Une répression « historique » en Iran, mais la France temporise
Depuis le 28 décembre, l'Iran est plongé dans une vague de manifestations sans précédent, réprimées dans le sang. Selon l'ONG Iran Human Rights (IHR), basée en Norvège, au moins 3 428 personnes ont été tuées, et plus de 10 000 arrêtées. « Ce chiffre est un minimum absolu », prévient l'organisation. Une répression qualifiée de « la plus violente » de l'histoire contemporaine du pays par le ministre français des Affaires étrangères, Jean-Noël Barrot.
La France et l'Europe sous pression
Face à cette crise, des voix s'élèvent en France et en Europe pour inscrire les Gardiens de la Révolution sur la liste des organisations terroristes. L'Allemagne, par exemple, a déjà franchi le pas. Mais la diplomatie française, dirigée par Jean-Noël Barrot, adopte une approche prudente, invoquant la nécessité de « parler entre Européens ». « Nous n'excluons pas, mais il faut une coordination », a expliqué Pascal Confavreux, porte-parole du Quai d'Orsay.

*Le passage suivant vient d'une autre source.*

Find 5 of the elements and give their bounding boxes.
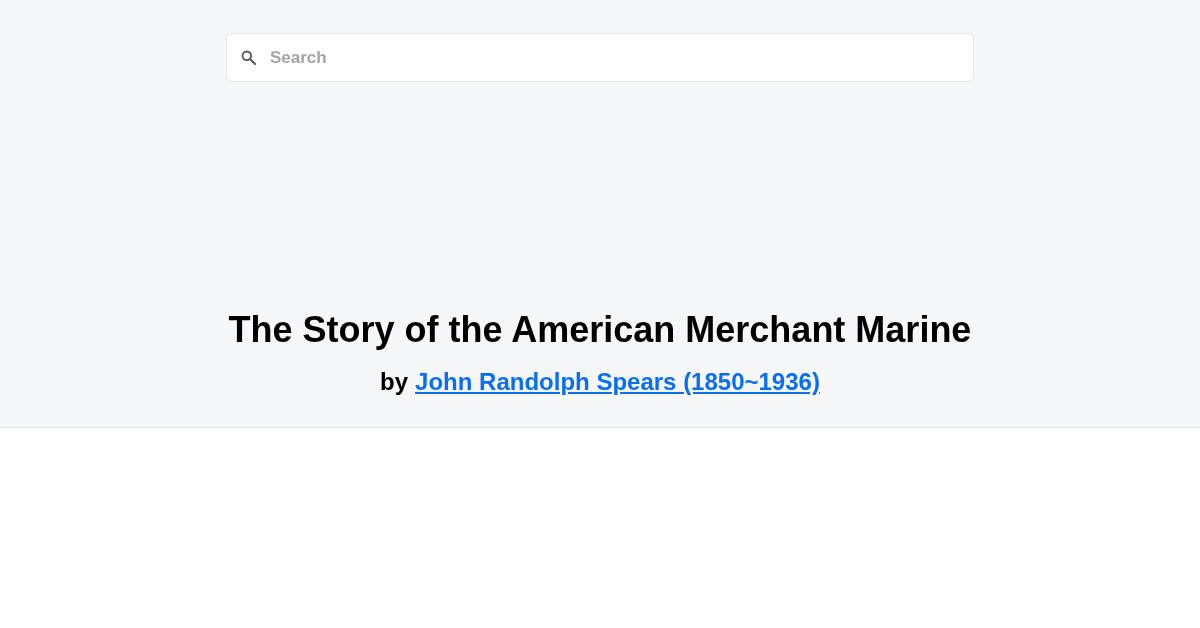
search-icon	[241, 50, 256, 65]
search-field[interactable]: Search	[226, 33, 974, 82]
author-link[interactable]: John Randolph Spears (1850~1936)	[415, 367, 820, 396]
book-title: The Story of the American Merchant Marine	[228, 308, 972, 351]
byline-label: by	[380, 367, 409, 396]
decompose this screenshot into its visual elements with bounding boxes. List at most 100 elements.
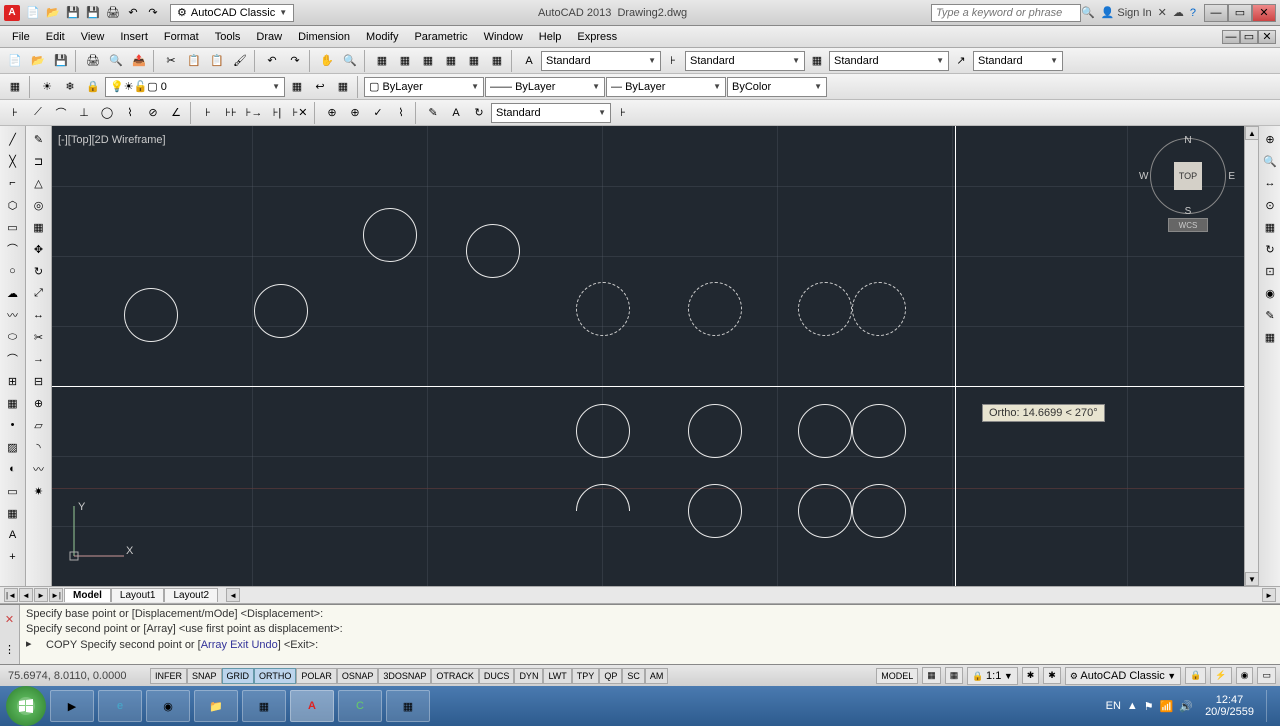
preview-button[interactable]: 🔍 (105, 50, 127, 72)
doc-restore-button[interactable]: ▭ (1240, 30, 1258, 44)
tab-layout1[interactable]: Layout1 (111, 588, 165, 602)
dim-diameter-button[interactable]: ⊘ (142, 102, 164, 124)
toggle-otrack[interactable]: OTRACK (431, 668, 479, 684)
layer-prev-button[interactable]: ↩ (309, 76, 331, 98)
scrollbar-horizontal[interactable]: ◄ ► (226, 588, 1276, 602)
toolbar-lock-icon[interactable]: 🔒 (1185, 667, 1206, 684)
circle[interactable] (688, 404, 742, 458)
new-button[interactable]: 📄 (4, 50, 26, 72)
lineweight-combo[interactable]: — ByLayer▼ (606, 77, 726, 97)
scale-button[interactable]: ⤢ (28, 283, 50, 303)
drawing-canvas[interactable]: [-][Top][2D Wireframe] Ortho: 14.6699 < … (52, 126, 1258, 586)
xline-button[interactable]: ╳ (2, 151, 24, 171)
explode-button[interactable]: ✷ (28, 481, 50, 501)
scroll-right-icon[interactable]: ► (1262, 588, 1276, 602)
tray-clock[interactable]: 12:4720/9/2559 (1199, 694, 1260, 718)
point-button[interactable]: • (2, 415, 24, 435)
pline-button[interactable]: ⌐ (2, 173, 24, 193)
viewcube[interactable]: NSEW TOP WCS (1148, 138, 1228, 238)
table-style-combo[interactable]: Standard▼ (829, 51, 949, 71)
break-button[interactable]: ⊟ (28, 371, 50, 391)
close-button[interactable]: ✕ (1252, 4, 1276, 22)
redo-icon[interactable]: ↷ (144, 4, 162, 22)
circle-selected[interactable] (798, 282, 852, 336)
circle[interactable] (798, 484, 852, 538)
gradient-button[interactable]: ◐ (2, 459, 24, 479)
nav10-button[interactable]: ▦ (1259, 327, 1280, 347)
erase-button[interactable]: ✎ (28, 129, 50, 149)
menu-edit[interactable]: Edit (38, 28, 73, 46)
dim-style-button[interactable]: ⊦ (612, 102, 634, 124)
toggle-sc[interactable]: SC (622, 668, 645, 684)
mleaderstyle-icon[interactable]: ↗ (950, 50, 972, 72)
nav-button[interactable]: ⊕ (1259, 129, 1280, 149)
move-button[interactable]: ✥ (28, 239, 50, 259)
text-style-combo[interactable]: Standard▼ (541, 51, 661, 71)
textstyle-icon[interactable]: A (518, 50, 540, 72)
nav8-button[interactable]: ◉ (1259, 283, 1280, 303)
circle[interactable] (852, 404, 906, 458)
plot-icon[interactable]: 🖨 (104, 4, 122, 22)
stretch-button[interactable]: ↔ (28, 305, 50, 325)
menu-file[interactable]: File (4, 28, 38, 46)
tablestyle-icon[interactable]: ▦ (806, 50, 828, 72)
rotate-button[interactable]: ↻ (28, 261, 50, 281)
circle[interactable] (466, 224, 520, 278)
hardware-accel-icon[interactable]: ⚡ (1210, 667, 1231, 684)
sync-icon[interactable]: ☁ (1173, 6, 1184, 19)
paste-button[interactable]: 📋 (206, 50, 228, 72)
properties-button[interactable]: ▦ (371, 50, 393, 72)
dim-break-button[interactable]: ⊦✕ (289, 102, 311, 124)
circle-selected[interactable] (688, 282, 742, 336)
tray-up-icon[interactable]: ▲ (1127, 700, 1138, 712)
menu-parametric[interactable]: Parametric (406, 28, 475, 46)
scroll-down-icon[interactable]: ▼ (1245, 572, 1258, 586)
dim-tedit-button[interactable]: A (445, 102, 467, 124)
dimstyle-icon[interactable]: ⊦ (662, 50, 684, 72)
color-combo[interactable]: ▢ ByLayer▼ (364, 77, 484, 97)
cmd-close-icon[interactable]: ✕ (5, 613, 14, 626)
pan-button[interactable]: ✋ (316, 50, 338, 72)
nav9-button[interactable]: ✎ (1259, 305, 1280, 325)
tab-nav-last[interactable]: ►| (49, 588, 63, 602)
dim-edit-button[interactable]: ✎ (422, 102, 444, 124)
table-button[interactable]: ▦ (2, 503, 24, 523)
menu-window[interactable]: Window (476, 28, 531, 46)
undo-icon[interactable]: ↶ (124, 4, 142, 22)
nav2-button[interactable]: 🔍 (1259, 151, 1280, 171)
markup-button[interactable]: ▦ (463, 50, 485, 72)
region-button[interactable]: ▭ (2, 481, 24, 501)
chamfer-button[interactable]: ▱ (28, 415, 50, 435)
scroll-left-icon[interactable]: ◄ (226, 588, 240, 602)
offset-button[interactable]: ◎ (28, 195, 50, 215)
cmd-input-line[interactable]: ▸ COPY Specify second point or [ Array E… (26, 637, 1274, 653)
scrollbar-vertical[interactable]: ▲ ▼ (1244, 126, 1258, 586)
layer-iso-button[interactable]: ▦ (332, 76, 354, 98)
circle[interactable] (852, 484, 906, 538)
workspace-combo[interactable]: ⚙ AutoCAD Classic ▼ (1065, 667, 1181, 685)
wcs-button[interactable]: WCS (1168, 218, 1208, 232)
coordinates-display[interactable]: 75.6974, 8.0110, 0.0000 (0, 670, 150, 682)
toggle-ortho[interactable]: ORTHO (254, 668, 296, 684)
nav7-button[interactable]: ⊡ (1259, 261, 1280, 281)
toggle-qp[interactable]: QP (599, 668, 622, 684)
search-icon[interactable]: 🔍 (1081, 6, 1095, 19)
dim-ordinate-button[interactable]: ⊥ (73, 102, 95, 124)
menu-format[interactable]: Format (156, 28, 207, 46)
circle[interactable] (688, 484, 742, 538)
save-button[interactable]: 💾 (50, 50, 72, 72)
viewcube-face-top[interactable]: TOP (1174, 162, 1202, 190)
clean-screen-icon[interactable]: ▭ (1257, 667, 1276, 684)
arc-button[interactable]: ⌒ (2, 239, 24, 259)
layer-states-button[interactable]: ☀ (36, 76, 58, 98)
dim-linear-button[interactable]: ⊦ (4, 102, 26, 124)
mtext-button[interactable]: A (2, 525, 24, 545)
block-button[interactable]: ▦ (2, 393, 24, 413)
tab-nav-prev[interactable]: ◄ (19, 588, 33, 602)
qc-button[interactable]: ▦ (486, 50, 508, 72)
layer-lock-button[interactable]: 🔒 (82, 76, 104, 98)
addselected-button[interactable]: + (2, 547, 24, 567)
blend-button[interactable]: 〰 (28, 459, 50, 479)
toggle-dyn[interactable]: DYN (514, 668, 543, 684)
copy2-button[interactable]: ⊐ (28, 151, 50, 171)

Des sanctions existantes, mais jugées insuffisantes
Les Gardiens de la Révolution sont déjà soumis à trois régimes de sanctions européennes, incluant des gels d'avoirs et des restrictions individuelles. Cependant, des figures de la gauche française, comme l'eurodéputé Raphaël Glucksmann, plaident pour une mesure plus radicale : une qualification en tant qu'organisation terroriste. « Cela nous permettrait de traquer leurs financements et de cibler leurs leaders », a-t-il souligné.
Un gouvernement français en attente, sous le feu des critiques
Le gouvernement Lecornu II, sous la présidence d'Emmanuel Macron, est accusé de manque de fermeté. Alors que la Commission européenne promet de nouvelles sanctions, la France semble privilégier une approche diplomatique, au risque d'être perçue comme complaisante. « Il est urgent d'agir, mais la prudence l'emporte », résume un observateur.
La répression s'intensifie, l'Internet coupé
Depuis le 8 janvier, près de 86 millions d'Iraniens sont privés d'Internet, selon l'ONG Netblocks. Les communications téléphoniques sont limitées, et l'accès à l'information est entravé. Une stratégie de répression qui rappelle les pires heures des régimes autoritaires, et qui interroge sur la passivité des démocraties occidentales.
L'Union européenne, seule réponse crédible ?
Face à l'impasse diplomatique, l'Union européenne apparaît comme le dernier rempart. Ursula von der Leyen a promis des sanctions « rapides », mais leur efficacité reste à prouver. Dans ce contexte, la France, souvent en première ligne sur les questions de droits humains, se retrouve en position délicate, tiraillée entre pragmatisme et exigence morale.